Prezydent: rozumiem, że pani premier jedzie na szczyt UE
Prezydent Andrzej Duda jest przekonany, że premier Ewa Kopacz, która dotychczas brała udział w szczytach UE, jedzie na Maltę. Nieformalne spotkanie przywódców państw UE odbędzie się w czwartek. Tego dnia zbierze się także nowo wybrany polski parlament.
Premier Ewa Kopacz mówi, że nie może wziąć udziału w szczycie, bo w tym czasie będzie składała dymisję swojego rządu. Poprosiła więc prezydenta Andrzeja Dudę, by to on reprezentował Polskę. Dziś ma być gotowa dla niego instrukcja dot. rządowego stanowiska na szczyt.

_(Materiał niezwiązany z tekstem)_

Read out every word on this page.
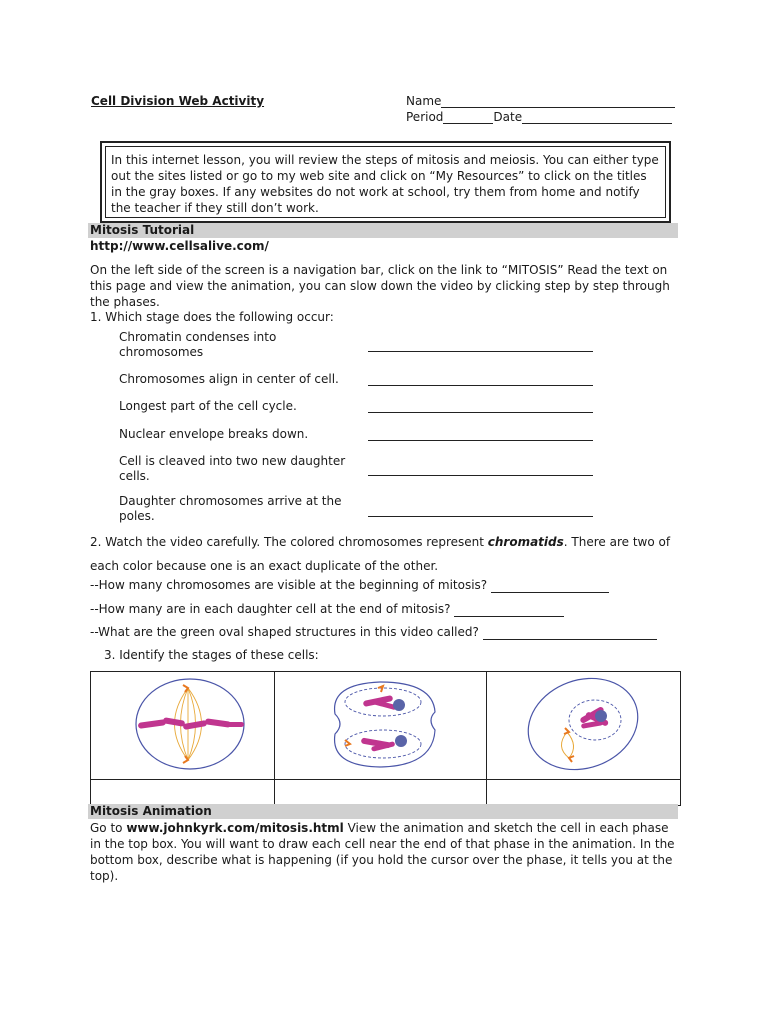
Cell Division Web Activity	Name
Period	Date
In this internet lesson, you will review the steps of mitosis and meiosis. You can either type out the sites listed or go to my web site and click on “My Resources” to click on the titles in the gray boxes. If any websites do not work at school, try them from home and notify the teacher if they still don’t work.
Mitosis Tutorial
http://www.cellsalive.com/
On the left side of the screen is a navigation bar, click on the link to “MITOSIS” Read the text on this page and view the animation, you can slow down the video by clicking step by step through the phases.
1. Which stage does the following occur:
Chromatin condenses into chromosomes
Chromosomes align in center of cell.
Longest part of the cell cycle.
Nuclear envelope breaks down.
Cell is cleaved into two new daughter cells.
Daughter chromosomes arrive at the poles.
2. Watch the video carefully. The colored chromosomes represent chromatids. There are two of each color because one is an exact duplicate of the other.
--How many chromosomes are visible at the beginning of mitosis?
--How many are in each daughter cell at the end of mitosis?
--What are the green oval shaped structures in this video called?
3. Identify the stages of these cells:

Mitosis Animation
Go to www.johnkyrk.com/mitosis.html View the animation and sketch the cell in each phase in the top box. You will want to draw each cell near the end of that phase in the animation. In the bottom box, describe what is happening (if you hold the cursor over the phase, it tells you at the top).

– Nie widziałem jeszcze tego materiału, który miałby zostać przekazany przez MSZ. Wszyscy chyba słyszeliśmy, że Prawo i Sprawiedliwość – a więc partia, która w tej chwili ma większość w Sejmie – powiedziało, że nie widzi tutaj problemu, aby to pierwsze posiedzenie Sejmu zostało przerwane, żeby umożliwić pani premier Kopacz wykonanie jej obowiązków, i ja tutaj problemu nie widzę. Widocznie ktoś ma tutaj jakieś problemy i próbuje je kreować, tworzyć, ale nie wiem, czy to jest związane z kwestiami międzynarodowymi czy bardziej z kwestiami wewnętrznymi jednej z partii w Polsce. Szkoda, że tak się dzieje. Pani premier brała do tej pory udział w szczytach i jest wyrok Trybunału Konstytucyjnego. Ze mną pani premier w ogóle nie rozmawiała, nic nie było uzgadniane, w związku z czym rozumiem, że pani premier jedzie – zauważa prezydent Andrzej Duda.
Kancelaria Prezydenta RP podtrzymuje, że prezydent będzie obecny na inauguracji nowej kadencji Sejmu i Senatu. Prezydent Andrzej Duda jest zobowiązany do otwarcia posiedzenia wyższej izby parlamentu.